On comptait huit universités “libres” en 1996. Elles étaient quinze en 1999 (six universités et une école supérieure se sont installées à Hô Chi Minh-Ville). Le nombre d’universités (publiques et “privées a atteint le chiffre “record” évalué à 126, d’après la déclaration du ministre du Travail, des Blessés de guerre et des Affaires sociales (Tuôi Tre du 1er avril 1999). Le développement rapide de l’enseignement supérieur au cours de ces dernières années a été lié à plusieurs facteurs concomitants :

La libéralisation économique a coïncidé avec la “ruée” des investisseurs asiatiques (Taiwan, Hongkong, Singapour, Corée du Sud, Japon) et occidentaux (France, Allemagne, Royaume-Uni, etc.) au Vietnam. La politique de “renouveau” a commencé à porter ses fruits au début de la décennie 1990, avec l’implantation des “joint-ventures” et des entreprises à capitaux 100 % étrangers dans les zones industrielles et les zones économiques spéciales (en quelque sorte des “zones franches”, calquées sur le modèle chinois de Shenzhen en Chine méridionale), situées à proximité de grosses agglomérations.

En raison de la présence des industries de sous-traitance (textile, confection, chaussures, etc.), des chaînes de montage (automobiles, motos, vélos moteurs, électronique, téléviseurs, etc.) employant beaucoup de main d’ouvre, les activités de service sont alors venues s’y greffer (banques, finances, assurances, import-export, cabinets d’avocats, bureaux de représentation des firmes étrangères, de conseils juridiques, transports et communications, tourisme, hôtellerie, restauration, etc.). Ces activités diverses et variées ont soudainement élargi les débouchés d’emploi, qui ont caractérisé la période 1990-1996.
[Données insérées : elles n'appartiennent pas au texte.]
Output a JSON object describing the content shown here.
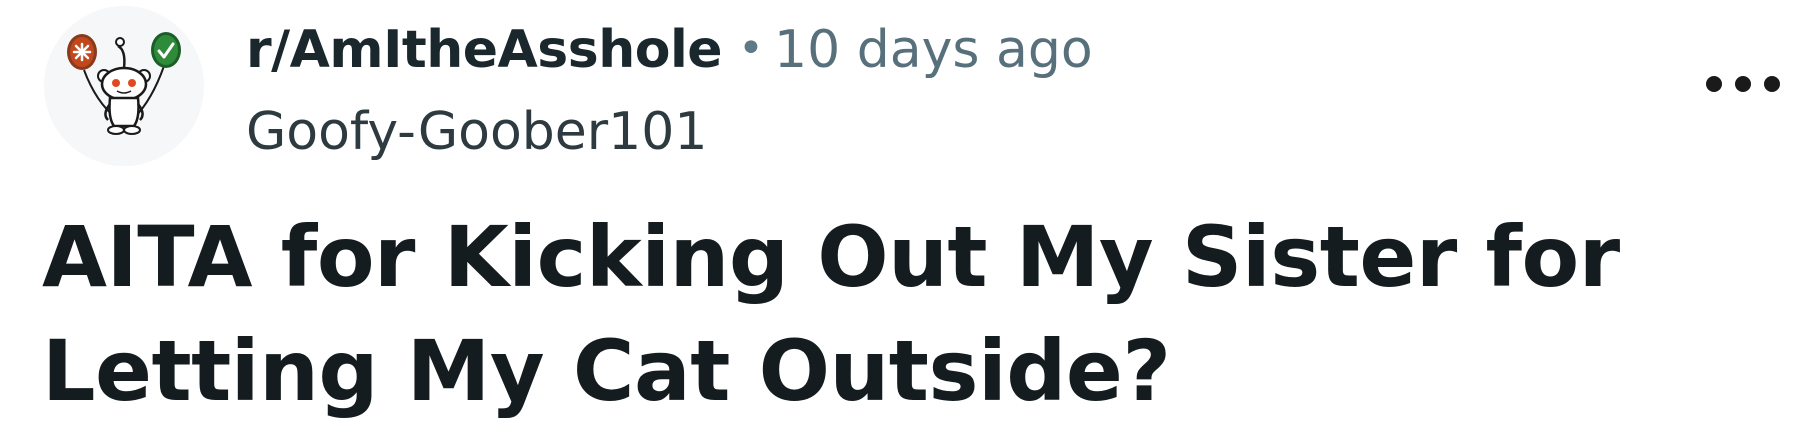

Pour répondre aux besoins pressants et grandissants d’ouvriers spécialisés, de cadres, d’experts, de techniciens sur le marché du travail, les autorités vietnamiennes se sont alors hâtées d’introduire certains départements scientifiques dans les universités d’Etat liées à l’économie de marché. Parmi les vingt-et-une disciplines nouvellement enseignées, l’informatique, les langues étrangères (surtout l’anglais primant toutes les autres langues, y compris le russe délaissé, faute d’étudiants), la gestion des entreprises, le droit, l’économie, la technologie (ces disciplines ayant été longtemps négligées par le régime) sont devenues les plus cotées et les plus appréciées par les étudiants. Cependant, ces nouvelles réformes universitaires se sont jusqu’à présent limitées à certaines Facultés d’Etat.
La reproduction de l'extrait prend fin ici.